Saturday, October 9, 2010


blog1 My 4th grade daughter is reading the Chronicles of Narnia.  She started out with The Lion, the Witch, and the Wardrobe and really enjoyed it.  Then she decided to read Prince Caspian.

One night last week, I told her that her reading time was up and it was time to turn in.  “But Mama!” she said.  “I’ve only read four pages!”

Usually in that length of time she’s read at least a chapter, so I decided to take a look.  I’d forgotten that C.S. Lewis had such long descriptive passages.  And I love Lewis.

But he’d very carefully written out a description of a ridge the group was crossing and the valley beneath.  The description of the journey over the treacherous ridge took several pages of description.

My daughter doesn’t really know how to skim yet, and she’d gotten bogged down in all the details.  It wasn’t that she was savoring every word—it was that she was trying to work through the heavy imagery.

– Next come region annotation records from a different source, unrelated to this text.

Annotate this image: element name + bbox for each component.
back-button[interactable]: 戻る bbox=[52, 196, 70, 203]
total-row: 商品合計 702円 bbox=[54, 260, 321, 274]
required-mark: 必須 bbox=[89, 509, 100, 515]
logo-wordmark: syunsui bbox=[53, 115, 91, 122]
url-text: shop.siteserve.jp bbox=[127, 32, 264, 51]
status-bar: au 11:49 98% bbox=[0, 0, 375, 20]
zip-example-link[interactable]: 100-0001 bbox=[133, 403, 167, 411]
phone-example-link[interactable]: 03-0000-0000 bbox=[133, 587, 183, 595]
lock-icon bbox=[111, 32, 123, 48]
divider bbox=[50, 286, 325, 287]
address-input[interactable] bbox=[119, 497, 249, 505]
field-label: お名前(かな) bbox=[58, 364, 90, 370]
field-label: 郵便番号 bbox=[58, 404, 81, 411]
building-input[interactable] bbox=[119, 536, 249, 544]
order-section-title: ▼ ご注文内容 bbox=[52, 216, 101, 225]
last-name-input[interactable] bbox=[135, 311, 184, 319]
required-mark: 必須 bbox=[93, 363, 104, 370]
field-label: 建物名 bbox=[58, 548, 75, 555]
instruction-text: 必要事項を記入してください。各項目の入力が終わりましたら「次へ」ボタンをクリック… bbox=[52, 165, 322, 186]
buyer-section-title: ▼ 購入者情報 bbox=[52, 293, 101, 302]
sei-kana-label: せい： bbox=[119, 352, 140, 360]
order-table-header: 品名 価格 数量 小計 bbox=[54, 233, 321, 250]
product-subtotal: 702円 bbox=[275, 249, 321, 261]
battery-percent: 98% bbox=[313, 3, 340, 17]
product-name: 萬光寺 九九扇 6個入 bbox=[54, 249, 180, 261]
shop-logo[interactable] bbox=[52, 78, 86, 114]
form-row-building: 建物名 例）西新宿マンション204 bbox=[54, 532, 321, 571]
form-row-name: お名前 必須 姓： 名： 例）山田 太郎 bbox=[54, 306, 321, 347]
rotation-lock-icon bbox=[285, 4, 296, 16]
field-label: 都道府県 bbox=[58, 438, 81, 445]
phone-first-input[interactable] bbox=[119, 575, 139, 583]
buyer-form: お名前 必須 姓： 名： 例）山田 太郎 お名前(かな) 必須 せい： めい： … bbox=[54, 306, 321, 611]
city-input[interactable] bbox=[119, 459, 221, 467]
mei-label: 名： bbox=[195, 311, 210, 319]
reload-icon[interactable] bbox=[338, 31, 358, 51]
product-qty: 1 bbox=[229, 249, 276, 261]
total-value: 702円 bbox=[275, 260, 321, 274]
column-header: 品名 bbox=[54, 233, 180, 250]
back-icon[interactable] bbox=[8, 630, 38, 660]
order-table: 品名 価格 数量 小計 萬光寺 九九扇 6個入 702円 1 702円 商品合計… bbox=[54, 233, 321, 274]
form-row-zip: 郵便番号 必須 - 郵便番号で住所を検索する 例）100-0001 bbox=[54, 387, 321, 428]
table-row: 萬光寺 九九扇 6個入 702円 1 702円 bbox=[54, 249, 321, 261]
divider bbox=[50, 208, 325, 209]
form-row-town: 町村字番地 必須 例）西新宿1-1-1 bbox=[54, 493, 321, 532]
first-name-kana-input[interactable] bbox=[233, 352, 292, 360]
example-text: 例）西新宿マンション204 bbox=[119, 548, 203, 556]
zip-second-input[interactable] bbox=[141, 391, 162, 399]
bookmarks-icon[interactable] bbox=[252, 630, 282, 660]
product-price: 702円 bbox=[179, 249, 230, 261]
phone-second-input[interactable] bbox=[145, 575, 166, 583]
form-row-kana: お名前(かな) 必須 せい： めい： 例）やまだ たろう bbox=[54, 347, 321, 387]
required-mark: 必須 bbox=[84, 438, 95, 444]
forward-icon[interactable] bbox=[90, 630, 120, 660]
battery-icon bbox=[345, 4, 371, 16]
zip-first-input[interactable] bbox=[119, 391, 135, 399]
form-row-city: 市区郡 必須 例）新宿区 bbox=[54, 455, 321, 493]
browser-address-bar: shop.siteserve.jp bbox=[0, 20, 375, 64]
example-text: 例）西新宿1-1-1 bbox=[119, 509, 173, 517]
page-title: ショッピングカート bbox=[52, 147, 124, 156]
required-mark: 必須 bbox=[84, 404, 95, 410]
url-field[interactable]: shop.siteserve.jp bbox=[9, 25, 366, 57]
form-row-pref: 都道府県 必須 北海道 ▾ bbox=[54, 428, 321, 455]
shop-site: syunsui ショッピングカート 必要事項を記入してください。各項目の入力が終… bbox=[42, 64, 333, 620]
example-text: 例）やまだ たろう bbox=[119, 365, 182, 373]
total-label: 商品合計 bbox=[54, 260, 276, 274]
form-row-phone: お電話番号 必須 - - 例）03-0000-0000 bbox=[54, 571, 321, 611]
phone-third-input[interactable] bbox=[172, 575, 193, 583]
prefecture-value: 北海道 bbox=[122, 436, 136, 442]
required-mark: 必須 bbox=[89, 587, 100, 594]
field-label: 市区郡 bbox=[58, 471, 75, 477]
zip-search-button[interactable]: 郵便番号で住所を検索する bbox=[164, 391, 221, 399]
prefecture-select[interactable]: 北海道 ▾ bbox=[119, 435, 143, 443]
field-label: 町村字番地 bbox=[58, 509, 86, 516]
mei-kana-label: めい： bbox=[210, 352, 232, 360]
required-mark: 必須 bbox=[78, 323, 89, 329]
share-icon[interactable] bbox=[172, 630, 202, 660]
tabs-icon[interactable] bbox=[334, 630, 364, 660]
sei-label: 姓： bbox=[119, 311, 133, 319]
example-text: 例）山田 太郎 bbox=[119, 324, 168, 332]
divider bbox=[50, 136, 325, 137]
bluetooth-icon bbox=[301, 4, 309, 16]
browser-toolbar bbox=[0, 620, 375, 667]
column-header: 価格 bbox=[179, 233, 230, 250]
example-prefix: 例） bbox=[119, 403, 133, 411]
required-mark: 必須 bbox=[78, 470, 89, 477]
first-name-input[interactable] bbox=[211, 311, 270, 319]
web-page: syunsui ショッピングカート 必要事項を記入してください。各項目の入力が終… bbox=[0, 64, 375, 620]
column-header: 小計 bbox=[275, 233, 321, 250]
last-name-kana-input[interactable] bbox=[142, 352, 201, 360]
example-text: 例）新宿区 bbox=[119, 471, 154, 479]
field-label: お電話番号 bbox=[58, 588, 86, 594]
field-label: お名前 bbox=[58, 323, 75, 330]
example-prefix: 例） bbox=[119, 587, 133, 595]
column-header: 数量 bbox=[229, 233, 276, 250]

Which made me think.  Yes, if anyone could write a beautiful descriptive passage, it was C.S. Lewis.  And I know my nine year old isn’t the speediest reader in the world, but it did slow her down and trip her up…which isn’t what we want for our readers.

When it was time for her to write her synopsis of the chapter for school, she didn’t have much material to write about.  The plot hadn’t actually progressed during the description…it could be summed up with: “The group made a harrowing journey toward the enemy’s campsite.”

It made me realize how frequently I skim descriptive passages.  I think it’s a shame—but I honestly don’t have as much time as a reader anymore.

As a writer, I don’t write much description.  In fact, my editors usually ask me to put more in.  I’m more likely to try to give a picture of a character through their actions, instead.

How much is too much description?  How much is too little?  As a writer, does the amount you put in reflect how you view descriptive passages as a reader?